Black Angels calls for amplifying the standard string quartet (Crumb calls it the “electric string quartet”), made up of two violins, viola, and cello. Crumb realized unique timbral combinations by melding these chordophones with gongs and crystal glasses (tuned by differing water levels); each of the four string players is assigned additional tasks (like the cellist playing gong or the first violin playing maracas), so Crumb also re-imagined what a string performance traditionally entails.

George Crumb Makrocosmos Album CoverThe main divisions of the piece are structured around a vague sequence of events: Departure—Absence—Return. The emotional chronology, which Crumb further described as a “voyage of the soul,” travels a “fall from grace” in the five sections of Departure; “spiritual annihilation” in four parts to Absence; and “redemption” in four more parts of Return.

The 13-movement composition opens with “Night of the Electric Insects” (you may recognize it, since it’s included in The Exorcist soundtrack). “Danse macabre” is the fifth section of Departure.

Sinister Strings

Crumb wanted to pull listeners out of their comfort zone: instead of lush and lyrical, the violins sound raw, percussive, and eerie (thanks to special bowing techniques or hitting the strings with a thimble). The maracas’ dry shake adds a percussive layer to the movement’s ever-shifting beat pattern at [0:11]; when it shows up again at [0:21], it’s paired with the well-known Dies irae chant, a medieval melody traditionally used in a mass for the dead.

Crumb appropriated the tune, as many composers have over the centuries, since it matched the mood and message of the piece. Listen for its 7-note contour, plucked on the cello, from [0:21-0:24], and note that the pattern repeats from [0:31-0:34]. The violin’s limited burst of lyricism here is interrupted by violent bowing that creates clashing dissonance at [0:38].

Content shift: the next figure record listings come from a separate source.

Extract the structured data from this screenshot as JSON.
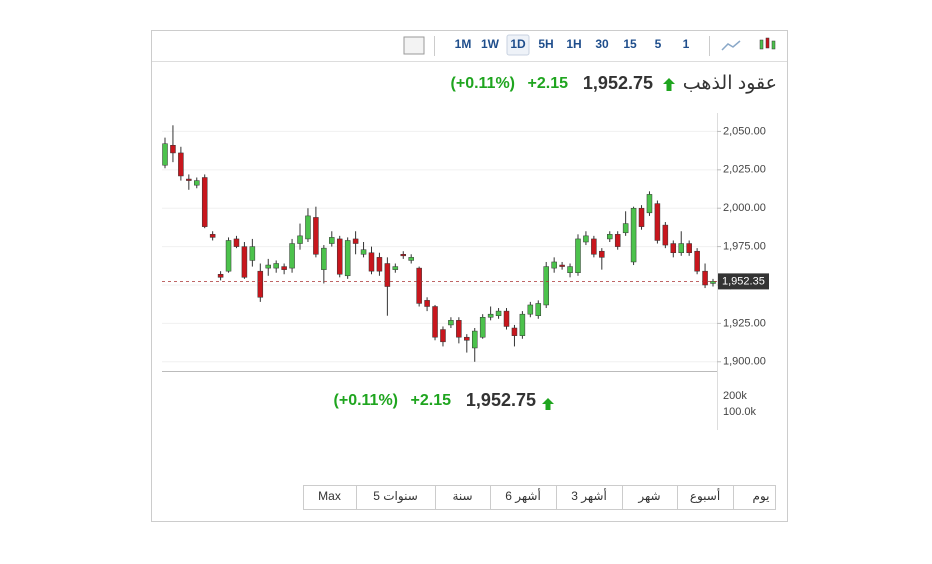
{
  "toolbar": {
    "intervals": [
      "1M",
      "1W",
      "1D",
      "5H",
      "1H",
      "30",
      "15",
      "5",
      "1"
    ],
    "active": "1D"
  },
  "ranges": [
    "Max",
    "5 سنوات",
    "سنة",
    "6 أشهر",
    "3 أشهر",
    "شهر",
    "أسبوع",
    "يوم"
  ],
  "chart_data": {
    "type": "candlestick",
    "title": "عقود الذهب",
    "last_price": "1,952.75",
    "change": "+2.15",
    "change_pct": "(+0.11%)",
    "current_price": {
      "value": 1952.35,
      "label": "1,952.35"
    },
    "open": [
      2028,
      2041,
      2036,
      2019,
      2015,
      2020,
      1983,
      1957,
      1959,
      1980,
      1975,
      1966,
      1959,
      1961,
      1961,
      1962,
      1961,
      1977,
      1980,
      1994,
      1960,
      1977,
      1980,
      1956,
      1980,
      1970,
      1971,
      1968,
      1964,
      1960,
      1970,
      1966,
      1961,
      1940,
      1936,
      1921,
      1924,
      1927,
      1916,
      1909,
      1916,
      1929,
      1930,
      1933,
      1922,
      1917,
      1931,
      1930,
      1937,
      1961,
      1963,
      1958,
      1958,
      1978,
      1980,
      1972,
      1980,
      1983,
      1984,
      1965,
      2000,
      1997,
      2003,
      1989,
      1977,
      1971,
      1977,
      1972,
      1959,
      1951
    ],
    "high": [
      2046,
      2054,
      2040,
      2022,
      2020,
      2022,
      1985,
      1959,
      1981,
      1982,
      1978,
      1980,
      1964,
      1967,
      1966,
      1964,
      1980,
      1990,
      2000,
      2001,
      1976,
      1985,
      1982,
      1981,
      1985,
      1978,
      1975,
      1971,
      1968,
      1964,
      1972,
      1970,
      1962,
      1942,
      1937,
      1923,
      1929,
      1929,
      1918,
      1922,
      1931,
      1936,
      1935,
      1935,
      1924,
      1933,
      1939,
      1940,
      1965,
      1968,
      1965,
      1964,
      1983,
      1985,
      1982,
      1974,
      1985,
      1985,
      1998,
      2001,
      2002,
      2011,
      2005,
      1991,
      1979,
      1985,
      1979,
      1974,
      1964,
      1954
    ],
    "low": [
      2026,
      2030,
      2018,
      2012,
      2013,
      1987,
      1979,
      1953,
      1958,
      1974,
      1954,
      1962,
      1939,
      1956,
      1958,
      1957,
      1958,
      1973,
      1978,
      1968,
      1951,
      1975,
      1955,
      1954,
      1970,
      1968,
      1957,
      1956,
      1930,
      1958,
      1967,
      1964,
      1936,
      1933,
      1914,
      1910,
      1922,
      1912,
      1906,
      1900,
      1915,
      1927,
      1928,
      1921,
      1910,
      1915,
      1929,
      1928,
      1935,
      1958,
      1960,
      1955,
      1956,
      1976,
      1968,
      1960,
      1978,
      1973,
      1982,
      1963,
      1986,
      1995,
      1977,
      1974,
      1968,
      1969,
      1969,
      1957,
      1948,
      1949
    ],
    "close": [
      2042,
      2036,
      2021,
      2018,
      2018,
      1988,
      1981,
      1955,
      1979,
      1975,
      1955,
      1975,
      1942,
      1963,
      1964,
      1960,
      1977,
      1982,
      1995,
      1970,
      1974,
      1981,
      1957,
      1979,
      1977,
      1973,
      1959,
      1959,
      1949,
      1962,
      1969,
      1968,
      1938,
      1936,
      1916,
      1913,
      1927,
      1916,
      1914,
      1920,
      1929,
      1931,
      1933,
      1923,
      1917,
      1931,
      1937,
      1938,
      1962,
      1965,
      1962,
      1962,
      1980,
      1982,
      1970,
      1968,
      1983,
      1975,
      1990,
      2000,
      1988,
      2009,
      1979,
      1976,
      1971,
      1977,
      1971,
      1959,
      1950,
      1952.35
    ],
    "up_color": "#4cc24c",
    "down_color": "#c8161d",
    "ylim": [
      1894,
      2062
    ],
    "yticks": [
      {
        "value": 1900,
        "label": "1,900.00"
      },
      {
        "value": 1925,
        "label": "1,925.00"
      },
      {
        "value": 1950,
        "label": "1,950.00"
      },
      {
        "value": 1975,
        "label": "1,975.00"
      },
      {
        "value": 2000,
        "label": "2,000.00"
      },
      {
        "value": 2025,
        "label": "2,025.00"
      },
      {
        "value": 2050,
        "label": "2,050.00"
      }
    ],
    "y2lim": [
      0,
      300000
    ],
    "y2ticks": [
      {
        "value": 100000,
        "label": "100.0k"
      },
      {
        "value": 200000,
        "label": "200k"
      }
    ],
    "grid": true
  }
}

As much as Crumb is channeling darkness and evil in “Danse macabre,” the music doesn’t come across as particularly scary. Instead, he seems to be putting evil in its place, allowing a sort of satirical poke at the power of darkness.

At [0:49], as the brief movement comes to a close, the instrumentalists simply chant, under their breath, the numbers 1 through 7 in Hungarian (throughout, the performers speak in many languages, including German, Russian, Japanese, and Swahili). It should be noted that Crumb was fascinated by numerology, but that topic is really beyond the scope of this tutorial: suffice it to say that 7 represents good and 13 represents evil.

Speaking about the work in 2004, Crumb said he believes the piece is timeless, and while it’s unfortunate to find resonance in the music’s message, indeed the world continues to cycle in and out of times of conflict and horror. Perhaps in it we can see and sense something of ourselves and our capacity to recognize and overpower dark forces.

Avant-Garde Sounds

Classical music post-1945 saw composers reimagining the very idea of music, often using instruments in new, unconventional ways, and blurring the line between music and sound. Countless approaches to this innovation were seen, from Cage’s use of musical “silence” to allow for ambient noise, to Varèse’s atonal use of conventionally melodic instruments.

This departure from tradition gets listeners to think about the interactions of sound with each other, and with silence. With melody taking a backseat, the listener is free to open their ears to elements such as duration of sounds, repetition, timbre, and the ways in which different sounds interact with one another.

Take a cue from these innovative composers by playing around with timbre, atmosphere, and rhythmic structures, or by changing the way you play your instrument! If inserting screws into your piano à la John Cage isn’t your cup of tea, try playing bowed guitar, use space and silence to build tension in your music, and experiment with playing your melodic instrument in a percussive manner. There are infinite ways to use a single instrument; play around with ways that you can draw some new, unusual sounds out of yours!